Siguiendo mi publicación anterior sobre bibliotecas CRISPR de genoma completo, Pensé que sería útil mostrar un poco más.
Hay muchas cosas a tener en cuenta al realizar el trabajo de biblioteca, pero dos de las principales son
- ¿Qué tan seguro está de que un éxito proviene de la actividad en el objetivo vs. fuera del objetivo ¿astucia?
- ¿Qué fracción de la biblioteca es funcional?
El objetivo de encendido y apagado es la verdadera preocupación, ya que podría pasar una gran cantidad de tiempo persiguiendo golpes falsos. CRISPR (y sh / siRNA) abordan este problema con redundancia, y siempre se debe requerir que un fenotipo enriquezca múltiples guías correspondientes al mismo gen. Pero en bibliotecas con una redundancia relativamente baja (por ejemplo, GeCKOv1 solo tiene 3-4 guías por gen), es fácil enamorarse de un éxito con un fenotipo candente pero solo una guía.
La preocupación por la fracción funcional de la biblioteca es más técnica, pero afecta tanto la facilidad de la pantalla como el punto de redundancia desde arriba. Si muchas de sus guías no son funcionales, todo ese trabajo extra para clonar y transducir su biblioteca masiva frente a una más pequeña es un esfuerzo inútil. Peor aún, sus posibilidades de redundancia se reducen con cada guía no funcional.
Con eso en mente, aquí están las distribuciones actualizadas para los genoma,-Bibliotecas de guías amplias dirigidas a humanos células. El eje de "penalización" está en escala logarítmica y las penalizaciones son fácilmente interpretables para resaltar la clase del problema. Para las penalizaciones, el lugar de las decenas representa la puntuación de un guía en sí, el lugar de los 100 representa el número de objetivos fuera de objetivos intergénicos y el lugar de los 1000 representa los objetivos genéticos.
Por ejemplo, cualquier cosa con log (penalización) = 0-2 no tiene objetivos fuera de objetivo y podría estar bien, aunque los guías tienen muchas más posibilidades de no funcionar completamente cuando uno se acerca a 2. log (penalización) = 2-3 tienen intergénicos fuera del objetivo, con cada punta de 100 un impacto adicional fuera del objetivo (por ejemplo, penalización de 100 = uno fuera del objetivo, 200 = dos fuera del objetivo, etc.). log (penalización) = 3-4 contienen secuencias terminadoras Pol III y probablemente nunca sean iguales transcritas. log (penalización) = 4 + tener genico fuera del objetivo, con cada pico de 100 un objetivo adicional que incide en un gen (por ejemplo, penalización de 1000 = uno fuera del objetivo, 2000 = dos fuera del objetivo). Estas penalizaciones se combinan, por lo que una puntuación de 2,354 significa dos objetivos fuera de objetivo genicos, 3 objetivos fuera de objetivo intergénicos y una penalización de guía de 54.

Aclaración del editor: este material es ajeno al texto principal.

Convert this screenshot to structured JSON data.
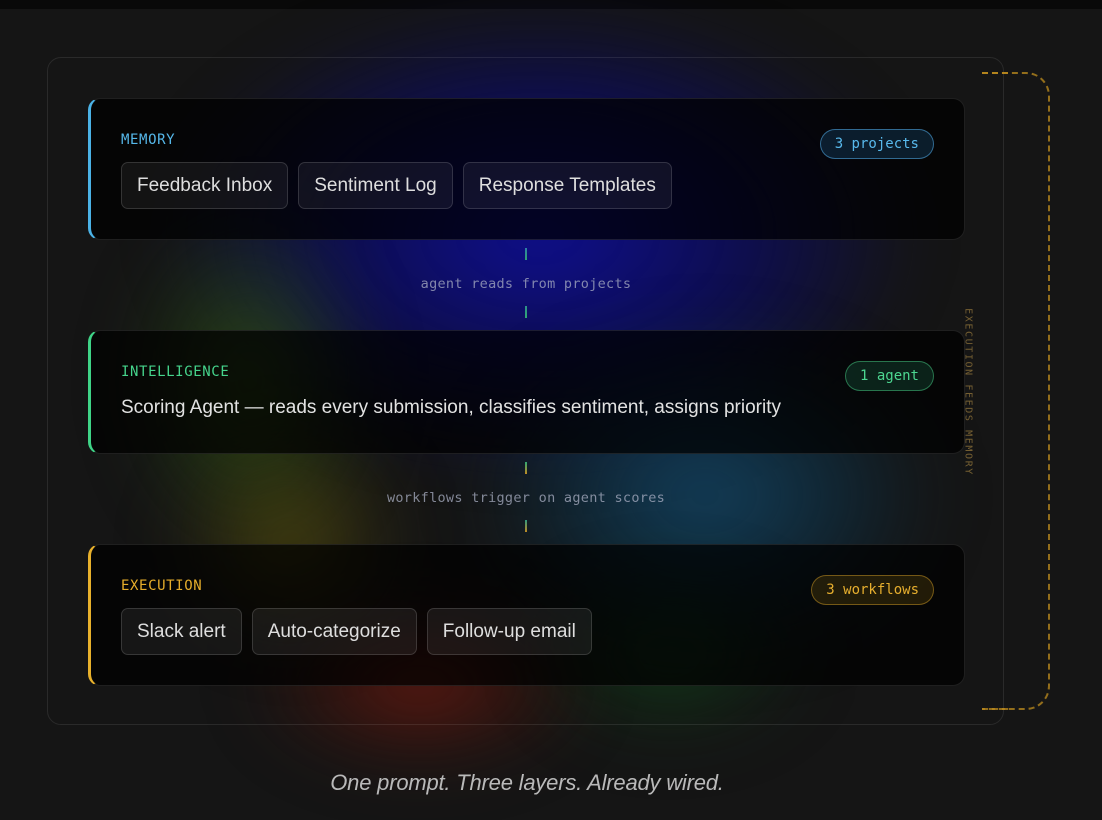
{
  "layers": {
    "memory": {
      "title": "MEMORY",
      "badge": "3 projects",
      "chips": [
        "Feedback Inbox",
        "Sentiment Log",
        "Response Templates"
      ]
    },
    "intelligence": {
      "title": "INTELLIGENCE",
      "badge": "1 agent",
      "description": "Scoring Agent — reads every submission, classifies sentiment, assigns priority"
    },
    "execution": {
      "title": "EXECUTION",
      "badge": "3 workflows",
      "chips": [
        "Slack alert",
        "Auto-categorize",
        "Follow-up email"
      ]
    }
  },
  "connectors": {
    "memory_to_intelligence": "agent reads from projects",
    "intelligence_to_execution": "workflows trigger on agent scores"
  },
  "loop": {
    "label": "EXECUTION FEEDS MEMORY"
  },
  "caption": "One prompt. Three layers. Already wired.",
  "colors": {
    "memory_accent": "#4bb2e6",
    "intelligence_accent": "#3fd487",
    "execution_accent": "#e8b12c",
    "loop_accent": "#be8c1e"
  }
}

Tenga en cuenta que llamar a genic vs intergenic se realiza usando Datos de conjunto y es sensible al tipo de experimento CRISPR. CRISPRi busca aciertos dentro de -50 a +300 de un gen, mientras que CRISPRcutting mira los exones (por el momento dejaremos de lado la aterradora perspectiva de cortar dentro de regiones intrónicas o UTR potencialmente funcionales).
En general, las cosas se ven bastante bien para CRISPRi. Aquí hay una pequeña ventaja, ya que CRISPRi solo parece funcionar en una ventana estrecha alrededor del sitio de inicio de la transcripción, por lo que es menos probable que los objetivos fuera de los objetivos golpeen un gen. Las bibliotecas CRISPRcutting no funcionan tan bien con los objetivos fuera de los exones anotados, y solo un análisis más profundo por guía diría si la redundancia de la guía se ocupa de los fenotipos mal llamados. Es bueno ver que GeCKO ha mejorado con v2 (por ejemplo, se ha deshecho de las secuencias de terminación), y es de esperar que v3 pueda controlar algunos de los objetivos genicos fuera de lugar.
Quiero enfatizar que todas estas bibliotecas funcionan bien y se han utilizado con éxito para brindar información biológica. Pero tenga en cuenta estas propiedades de la guía cuando trabaje con cada biblioteca y piense en los resultados que surgen de su uso.